L’album est centré sur le dossier de la politique d’intégration, est-ce un cet angle difficile ?

Ça a été très difficile, de l’ordre du sacrifice. Outre la politique d’intégration, j’ai notamment travaillé à élaborer le plan pauvreté, ce qui est montré au début de l’album. Et c’est très tentant de parler de ses succès, de dire « Regardez ce que j’ai fait », avec ce plan pauvreté par exemple. Mais je me suis rendu compte que pour faire une BD, il fallait une histoire pour la porter, avec un début et une fin. Finalement, le dossier de l’intégration était celui qui présentait le meilleur potentiel.
Durant mon séjour au ministère, nous avons au maximum encouragé la co-construction avec la société civile, ce que je trouve primordial. Nous avons fait collaborer des experts et des citoyens, pour avoir des groupes de travail les plus éclectiques possibles. Un moment qui m’a vraiment marqué était lors de la validation finale de la « Garantie Jeunes », une sorte de RSA pour les 16-25 ans. Nous avons pu faire participer à la réunion une jeune femme de la mission locale de Carcassonne, qui avait suivi le projet depuis le départ. Et cela s’est passé à Matignon, en présence du Premier ministre ! Ce genre de victoires, c’est pour moi un premier pas. Mais il est aussi évident qu’il faut revoir les processus de sélection et les concours, qui sont dans leur nature même des machines à reproduire les élites. Nous avions fait des tentatives pour aller dans ce sens, mais elles ont tout de suite été torpillées…
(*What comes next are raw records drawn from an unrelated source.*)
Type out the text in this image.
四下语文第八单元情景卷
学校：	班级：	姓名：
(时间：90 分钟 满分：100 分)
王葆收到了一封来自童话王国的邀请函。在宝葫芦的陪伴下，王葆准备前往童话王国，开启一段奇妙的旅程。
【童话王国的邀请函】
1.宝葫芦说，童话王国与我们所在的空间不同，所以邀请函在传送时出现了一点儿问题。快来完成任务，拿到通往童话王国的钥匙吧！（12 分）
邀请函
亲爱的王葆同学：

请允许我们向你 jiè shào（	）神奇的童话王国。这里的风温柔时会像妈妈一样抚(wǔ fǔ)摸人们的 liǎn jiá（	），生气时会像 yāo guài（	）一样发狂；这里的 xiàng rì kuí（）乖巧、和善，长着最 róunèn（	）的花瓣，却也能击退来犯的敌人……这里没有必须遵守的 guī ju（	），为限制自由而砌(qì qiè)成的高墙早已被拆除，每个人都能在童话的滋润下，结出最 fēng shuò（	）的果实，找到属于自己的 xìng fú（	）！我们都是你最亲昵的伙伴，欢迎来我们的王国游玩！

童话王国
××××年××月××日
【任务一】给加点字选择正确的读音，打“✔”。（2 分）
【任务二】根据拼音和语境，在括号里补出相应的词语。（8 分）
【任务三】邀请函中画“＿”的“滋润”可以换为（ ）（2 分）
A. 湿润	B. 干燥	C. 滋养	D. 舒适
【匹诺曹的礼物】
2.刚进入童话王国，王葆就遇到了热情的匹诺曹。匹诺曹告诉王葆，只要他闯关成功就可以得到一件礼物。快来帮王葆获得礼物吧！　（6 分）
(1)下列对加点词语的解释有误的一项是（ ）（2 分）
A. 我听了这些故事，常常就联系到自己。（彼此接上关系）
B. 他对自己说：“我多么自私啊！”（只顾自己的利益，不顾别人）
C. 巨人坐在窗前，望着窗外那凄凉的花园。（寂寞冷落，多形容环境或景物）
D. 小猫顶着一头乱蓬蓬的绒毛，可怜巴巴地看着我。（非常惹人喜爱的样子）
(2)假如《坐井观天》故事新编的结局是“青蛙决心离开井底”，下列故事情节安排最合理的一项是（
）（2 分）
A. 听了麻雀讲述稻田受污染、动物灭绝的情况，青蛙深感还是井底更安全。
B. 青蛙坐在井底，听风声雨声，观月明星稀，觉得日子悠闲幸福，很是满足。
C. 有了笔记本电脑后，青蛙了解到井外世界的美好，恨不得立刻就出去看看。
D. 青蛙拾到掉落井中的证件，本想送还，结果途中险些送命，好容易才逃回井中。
Pensez-vous que la gauche ait totalement laissé tomber la question de l’intégration ?

Il est vrai que l’on fait encore trop l’amalgame entre immigration et intégration. Et certains saisissent le prétexte de la laïcité à la première occasion, comme on a pu le voir avec Manuel Valls et l’histoire du burkini. Mais j’ai eu une bonne surprise fin mars, avec la publication d’un rapport intitulé « Pour construire un monde commun : l’urgence d’une politique d’intégration » par le think tank de gauche Terra Nova. Je pense qu’il faut y croire, la question de l’intégration va finir par revenir.

Si l’occasion se présentait, seriez-vous prêt à travailler de nouveau sur ces thématiques, pour un autre gouvernement ?

Ce que j’ai compris avec cette expérience, c’est qu’il faut être en cohérence avec le contexte dans lequel on travaille… Ce qui est particulièrement difficile quand celui-ci est incohérent, comme on peut le voir dans l’album. Quand on est entouré de gens hostiles à ce que l’on veut faire passer, il ne suffit pas d’y croire, cela ne marche pas. Pour être clair, je n’irais pas travailler avec un gouvernement de droite : il y a des clivages politiques, et il faut les assumer. Bien entendu, c’est grisant de sentir que l’on peut faire changer les choses, mais il ne faut pas non plus se retrouver en porte-à-faux.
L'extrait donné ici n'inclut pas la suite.